Disclaimer

All opinions expressed on this blog are my own, and do not necessarily reflect those of my employer, the government or any other entity.

Tuesday, January 21, 2014

Bonds - A Worthwhile Investment?


Should you invest in bonds? Short answer: not right now. Long answer: bonds seems attractive. Bonds issued by a government, or a high-quality, well-performing corporation are quite secure and provide guaranteed cash flow. However, bond prices (their value) falls when interest rates rise. Why, you ask? Because if you own a bond that pays 3% interest, then rates rise to 4%, people will not want to buy your bond at face value (the amount you paid for it when it was issued) because they can now get new bonds that pay higher interest. If you invested $100 in a bond at 3% interest, you get $3 per year. New bonds now pay $4 per year interest on that same $100 investment. So, in order to get people to buy your bond (assuming you want to sell it), you have to sell it at a discount. In this example, you'd have to sell it for $75 ( 3/75 = 4%), since at that price level, investors would be getting the same 4% return as if they'd bought one of the new bonds. And as we're currently in an environment where interest rates are at an all-time low, they can only go up. So bonds can only perform worse than they have been lately.

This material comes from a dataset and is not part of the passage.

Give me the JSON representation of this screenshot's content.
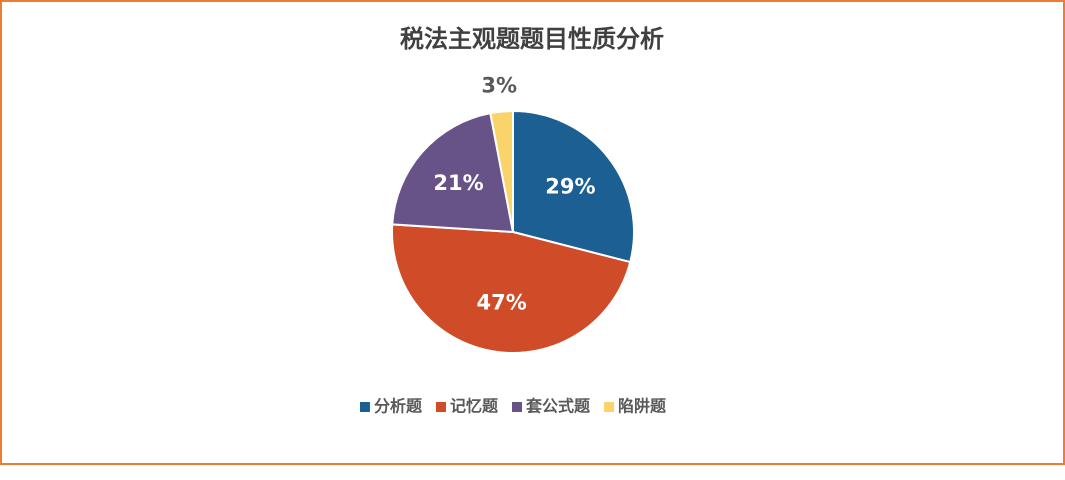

All this being said, bonds can be used to stabilize a portfolio. Assuming you hold a bond to maturity, you have a (nearly) guaranteed set of cash flows and principal. You may only get 3% interest on it, but you're sure to get this 3% per year and recoup your investment when the bond matures (assuming its a government bond or high-quality corporate bond). Less risk = less investment return.

I personally wouldn't be investing in bonds right now, unless you can get a high-quality bond that pays 5% or more per year, and you intend to hold it until it matures.